The unexplained rate hump raises various questions: The first question is: is it real or simply an artifact of the mathematics of numerical simulation? And if real, other question arise, including: how do reserve estimation methods that are based on rate decline apply to an increase? Or, does a rate increase mean one should produce the wells at pressures below the bubble point pressure to accelerate production of the oil associated with the rate hump? The main objective of this paper is to investigate whether a rate hump is a result of numerical errors of simulators especially as grid-blocks drop below bubblepoint pressure, or if it is an intrinsic response of formulations of two - phase flow under some conditions of flowing pressure, etc. And if the latter, what are the conditions that lead to a rate hump.
We start with the partial differential equations of two-phase (gas and oil) flow for transient linear flow and re-write them in a form similar to those of single-phase flow. This allows term-to-term comparison of the two-phase formulation with the corresponding single-phase one.
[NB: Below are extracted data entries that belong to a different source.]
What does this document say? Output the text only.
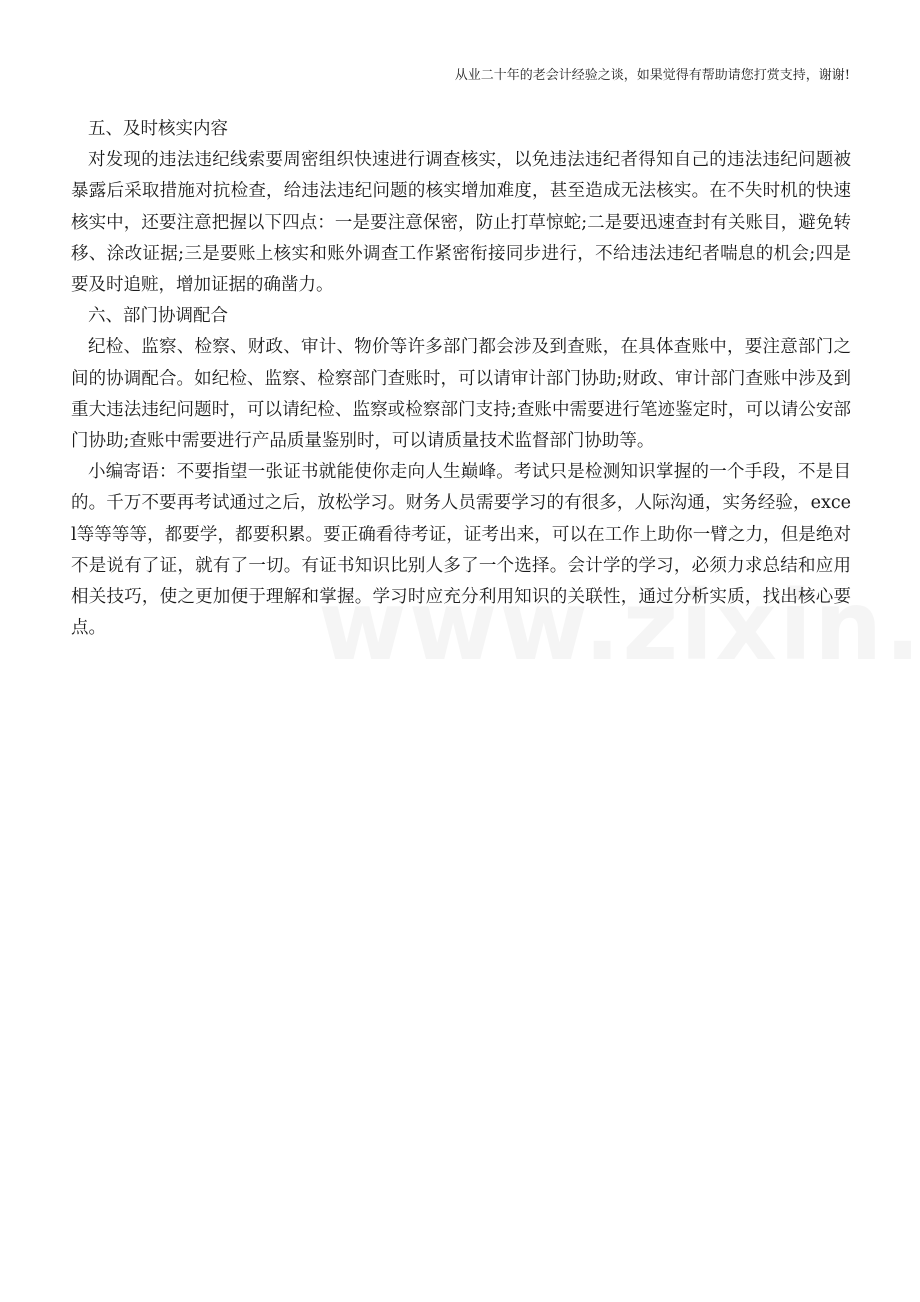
从业二十年的老会计经验之谈，如果觉得有帮助请您打赏支持，谢谢!

五、及时核实内容

对发现的违法违纪线索要周密组织快速进行调查核实，以免违法违纪者得知自己的违法违纪问题被暴露后采取措施对抗检查，给违法违纪问题的核实增加难度，甚至造成无法核实。在不失时机的快速核实中，还要注意把握以下四点：一是要注意保密，防止打草惊蛇;二是要迅速查封有关账目，避免转移、涂改证据;三是要账上核实和账外调查工作紧密衔接同步进行，不给违法违纪者喘息的机会;四是要及时追赃，增加证据的确凿力。

六、部门协调配合

纪检、监察、检察、财政、审计、物价等许多部门都会涉及到查账，在具体查账中，要注意部门之间的协调配合。如纪检、监察、检察部门查账时，可以请审计部门协助;财政、审计部门查账中涉及到重大违法违纪问题时，可以请纪检、监察或检察部门支持;查账中需要进行笔迹鉴定时，可以请公安部门协助;查账中需要进行产品质量鉴别时，可以请质量技术监督部门协助等。

小编寄语：不要指望一张证书就能使你走向人生巅峰。考试只是检测知识掌握的一个手段，不是目的。千万不要再考试通过之后，放松学习。财务人员需要学习的有很多，人际沟通，实务经验，excel等等等等，都要学，都要积累。要正确看待考证，证考出来，可以在工作上助你一臂之力，但是绝对不是说有了证，就有了一切。有证书知识比别人多了一个选择。会计学的学习，必须力求总结和应用相关技巧，使之更加便于理解和掌握。学习时应充分利用知识的关联性，通过分析实质，找出核心要点。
Through this comparison and the analytical and numerical solutions presented, we suggest that the rate increase is not because of numerical errors, instead it is related to at least three groups of parameters(i) fluid properties impacting the ratio between single-phase and two-phase compressibility. (ii) flow parameters that reflect how efficiently the evolved solution gas displaces the oil, and (iii) the rate at which the pressure at the wellbore is declining.
Furthermore, a series of numerical simulations are conducted to:(i) investigate the effect of parameters of significance and (ii) extend the range of investigation to more practical cases such as those more common to completion in unconventional reservoirs. When we choose typical values for reservoir and fluid properties, and operating conditions from unconventional basins we observe significant rate increases that last for many months and could make a significant contribution to early production.
Next, we look for evidence of the "rate hump" in actual field data. Our review of field data did not result in any convincing data sets with clearly defined rate humps. While a more exhaustive review of field data may reveal this phenomenon to be real, we discuss conditions that may mask or negate the rate hump. We also provide preliminary guidelines for input parameters so that the simulation model does not exhibit the rate hump.
To the best of our knowledge, this is the first time that the rate hump is being investigated in the literature.